Sun-Young Park

Sun-Young Park

Sun-Young Park

Associate Professor

European History: 19th-century Europe, modern France, architectural and urban history, history of medicine, cultural historiography and methods

Sun-Young Park is a cultural and architectural historian who specializes in nineteenth-century France. Her research focuses on the ways in which architectural history, urban history, and the history of medicine intersect. Her first book, Ideals of the Body: Architecture, Urbanism, and Hygiene in Postrevolutionary Paris (University of Pittsburgh Press, 2018), examines how a wide-ranging hygienic discourse shaped various institutions and public spaces of the early nineteenth-century capital, from military training grounds and schools to commercial pleasure gardens and community swimming pools. Professor Park is currently working on a second book project, The Architecture of Disability in Modern France, which will analyze how architectural and urban developments in France accommodated (and at times failed to accommodate) blind, deaf, and physically disabled subjects between 1750 and the early twentieth century. At Mason, she teaches courses on 19th-century Europe, French cultural history, history of medicine, and modern architectural and urban history. 

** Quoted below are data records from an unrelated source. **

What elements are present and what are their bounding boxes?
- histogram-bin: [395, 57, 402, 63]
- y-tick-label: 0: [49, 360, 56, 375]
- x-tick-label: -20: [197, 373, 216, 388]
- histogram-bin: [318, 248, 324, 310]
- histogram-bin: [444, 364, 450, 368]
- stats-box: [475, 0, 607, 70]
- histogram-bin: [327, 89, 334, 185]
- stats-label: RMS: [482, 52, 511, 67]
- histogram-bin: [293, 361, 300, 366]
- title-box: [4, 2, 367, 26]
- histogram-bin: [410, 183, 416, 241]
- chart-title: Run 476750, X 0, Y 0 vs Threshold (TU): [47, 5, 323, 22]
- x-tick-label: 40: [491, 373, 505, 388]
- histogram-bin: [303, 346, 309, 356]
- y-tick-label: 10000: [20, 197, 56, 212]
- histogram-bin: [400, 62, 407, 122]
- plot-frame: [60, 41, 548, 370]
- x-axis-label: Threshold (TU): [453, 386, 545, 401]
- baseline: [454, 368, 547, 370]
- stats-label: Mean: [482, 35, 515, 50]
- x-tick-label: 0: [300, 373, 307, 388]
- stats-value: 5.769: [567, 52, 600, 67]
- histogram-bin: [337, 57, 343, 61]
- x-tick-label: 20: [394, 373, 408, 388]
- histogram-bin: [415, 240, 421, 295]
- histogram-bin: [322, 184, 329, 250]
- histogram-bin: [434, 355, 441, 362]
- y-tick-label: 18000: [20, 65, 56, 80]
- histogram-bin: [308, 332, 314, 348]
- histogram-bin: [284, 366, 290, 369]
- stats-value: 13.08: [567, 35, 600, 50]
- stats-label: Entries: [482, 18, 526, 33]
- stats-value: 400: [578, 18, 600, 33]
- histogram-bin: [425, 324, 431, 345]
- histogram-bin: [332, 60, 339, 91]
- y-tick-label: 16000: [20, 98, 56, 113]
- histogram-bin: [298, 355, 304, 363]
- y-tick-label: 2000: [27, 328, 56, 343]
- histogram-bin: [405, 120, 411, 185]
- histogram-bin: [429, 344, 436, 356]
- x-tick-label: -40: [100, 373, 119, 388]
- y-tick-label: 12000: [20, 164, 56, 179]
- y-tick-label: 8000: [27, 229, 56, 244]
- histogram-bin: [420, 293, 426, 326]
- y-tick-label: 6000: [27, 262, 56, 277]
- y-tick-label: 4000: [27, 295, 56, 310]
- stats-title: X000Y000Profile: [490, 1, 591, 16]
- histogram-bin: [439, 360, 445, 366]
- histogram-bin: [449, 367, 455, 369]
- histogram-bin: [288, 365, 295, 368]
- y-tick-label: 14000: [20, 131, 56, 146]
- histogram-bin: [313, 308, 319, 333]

Professor Park received a B.A. from Princeton University, an M.Arch. from the Harvard University Graduate School of Design, and a Ph.D. from Harvard University. Her work has been supported by the American Council of Learned Societies, Graham Foundation for Advanced Studies in the Fine Arts, National Endowment for the Humanities, Society of Architectural Historians, Mathy Junior Faculty Award in the Humanities (GMU), Whiting Foundation, Minda de Gunzburg Center for European Studies, Frederick Sheldon Traveling Fellowship, and Weatherhead Center for International Affairs.